I’m watching the Copper/Gold Ratio for help in interest rate direction.

And Cattle is Overbought for the 22nd consecutive week.

In currencies, the Aussie was weak, everywhere, against everyone.

The AUD/EUR saw it lowest close since January 2022 and the AUD/GBP has its lowest close in 12 months.

Some of these currency crosses are appearing in the extremes list.

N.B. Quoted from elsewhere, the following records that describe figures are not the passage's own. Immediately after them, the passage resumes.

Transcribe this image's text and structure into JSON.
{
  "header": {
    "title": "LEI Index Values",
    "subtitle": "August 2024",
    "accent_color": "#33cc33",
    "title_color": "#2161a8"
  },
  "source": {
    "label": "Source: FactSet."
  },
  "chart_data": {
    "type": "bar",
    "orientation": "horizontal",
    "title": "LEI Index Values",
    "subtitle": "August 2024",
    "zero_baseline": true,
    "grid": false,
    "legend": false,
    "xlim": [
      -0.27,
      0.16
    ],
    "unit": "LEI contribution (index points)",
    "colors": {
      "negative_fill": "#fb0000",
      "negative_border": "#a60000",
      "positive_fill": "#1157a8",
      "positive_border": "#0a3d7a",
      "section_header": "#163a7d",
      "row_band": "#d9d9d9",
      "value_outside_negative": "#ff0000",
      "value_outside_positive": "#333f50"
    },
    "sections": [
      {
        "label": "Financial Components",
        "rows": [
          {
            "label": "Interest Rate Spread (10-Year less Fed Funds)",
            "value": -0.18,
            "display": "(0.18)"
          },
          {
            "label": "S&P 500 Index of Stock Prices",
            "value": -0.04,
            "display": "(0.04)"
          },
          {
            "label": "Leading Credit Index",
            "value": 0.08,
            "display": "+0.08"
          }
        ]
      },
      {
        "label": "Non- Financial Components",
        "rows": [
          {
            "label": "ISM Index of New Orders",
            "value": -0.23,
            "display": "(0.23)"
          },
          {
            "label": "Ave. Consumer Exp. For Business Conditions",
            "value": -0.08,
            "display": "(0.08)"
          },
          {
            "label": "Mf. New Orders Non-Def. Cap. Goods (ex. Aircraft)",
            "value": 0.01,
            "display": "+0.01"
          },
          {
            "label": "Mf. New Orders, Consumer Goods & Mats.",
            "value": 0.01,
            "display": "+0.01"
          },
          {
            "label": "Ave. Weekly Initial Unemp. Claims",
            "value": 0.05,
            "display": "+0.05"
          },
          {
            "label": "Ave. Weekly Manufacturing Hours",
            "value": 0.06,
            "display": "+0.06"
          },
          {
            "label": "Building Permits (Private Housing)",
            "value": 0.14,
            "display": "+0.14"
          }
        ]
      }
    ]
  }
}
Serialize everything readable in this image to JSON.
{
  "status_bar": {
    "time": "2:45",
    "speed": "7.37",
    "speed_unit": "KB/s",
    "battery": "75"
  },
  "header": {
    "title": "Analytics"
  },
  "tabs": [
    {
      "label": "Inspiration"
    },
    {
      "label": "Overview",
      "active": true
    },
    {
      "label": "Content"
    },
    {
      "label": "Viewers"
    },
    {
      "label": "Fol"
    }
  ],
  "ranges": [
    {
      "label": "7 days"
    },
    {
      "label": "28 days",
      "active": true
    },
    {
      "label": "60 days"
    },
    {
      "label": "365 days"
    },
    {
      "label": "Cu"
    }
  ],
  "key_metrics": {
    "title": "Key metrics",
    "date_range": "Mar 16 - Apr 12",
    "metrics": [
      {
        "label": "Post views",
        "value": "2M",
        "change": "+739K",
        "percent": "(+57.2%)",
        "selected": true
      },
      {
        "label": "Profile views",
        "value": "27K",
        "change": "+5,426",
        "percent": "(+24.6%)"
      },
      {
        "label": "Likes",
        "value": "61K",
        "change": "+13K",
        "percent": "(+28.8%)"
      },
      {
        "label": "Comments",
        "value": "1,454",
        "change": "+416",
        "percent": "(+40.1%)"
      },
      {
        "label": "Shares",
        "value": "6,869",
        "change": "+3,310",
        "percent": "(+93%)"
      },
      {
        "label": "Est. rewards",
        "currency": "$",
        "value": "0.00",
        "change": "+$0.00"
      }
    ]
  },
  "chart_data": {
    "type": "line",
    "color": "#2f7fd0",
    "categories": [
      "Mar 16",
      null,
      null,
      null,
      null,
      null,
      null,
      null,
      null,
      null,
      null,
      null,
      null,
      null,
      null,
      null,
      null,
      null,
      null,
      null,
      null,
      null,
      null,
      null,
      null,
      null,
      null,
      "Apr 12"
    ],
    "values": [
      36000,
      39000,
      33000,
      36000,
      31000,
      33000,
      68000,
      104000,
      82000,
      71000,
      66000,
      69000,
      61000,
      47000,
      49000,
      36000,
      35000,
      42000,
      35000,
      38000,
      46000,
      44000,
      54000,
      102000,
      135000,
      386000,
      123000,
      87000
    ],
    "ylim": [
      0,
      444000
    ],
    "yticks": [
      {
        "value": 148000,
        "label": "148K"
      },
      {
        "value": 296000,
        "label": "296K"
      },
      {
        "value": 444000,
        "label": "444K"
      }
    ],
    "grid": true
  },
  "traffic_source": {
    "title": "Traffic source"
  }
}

The larger advancers over the past week comprised of;

Rotterdam Coal 2.5%, Baltic Dry Index 17.6%, Lean Hogs 3.4%, Lumber 2%, Orange Juice 6.2%, Dutch TTF Gas 17.5%, Gold (in AUD) 3.5%, Gold (in CAD) 2.3%, Oats 4.5% and Turkey’s BIST rallied 3.9%

The group of decliners included;

Aluminium (3.3%),Bloomberg Commodity Index (3.5%), Cocoa (2%), WTI Crude (3.8%), Gasoil (5.1%), Heating Oil (4.8%), Tin (6.3%), Natural Gas (19.3%), Nickel (2.2%), Palladium (6%), Platinum (1.8%), Gasoline (3.8%), CRB Index (3.7%), Urea U.S. Gulf (2.8%), Urea Middle East (6%),Brent Crude (3.8%), Silver (3.5%), Cotton (7.1%), Corn (3.5%), Rice (5.8%), Wheat (4.2%), SPGSCI (3.3%), Shanghai (3%), CSI 300 (4%), AEX (2.3%), KBW Bank Index (15.7%), CAC (1.7%), DJ Industrials (4.4%), DJ Transports (6%), MIB (2%), HSCEI (7.1%), Hang Seng (6.1%), IBEX (1.9%), Nasdaq Composite (4.7%), S&P Midcap 400 (7.4%), Nasdaq Biotech’s (6.3%), Nasdaq 100 (3.8%), Oslo (2.8%), Copenhagen (2.7%), Helsinki (3.8%), Stockholm (2.7%), Russell 2000 (7.9%), S&P SmallCap 600 (7.6%), SMI (3.8%), SOX (3.5%), S&P 500 (4.6%), STI (1.7%), TSX (3.9%), FTSE 100 (2.5%), ASX 200 (1.9%), ASX Small Caps (1.8%) and Mexico’s IPC fell 2.6%.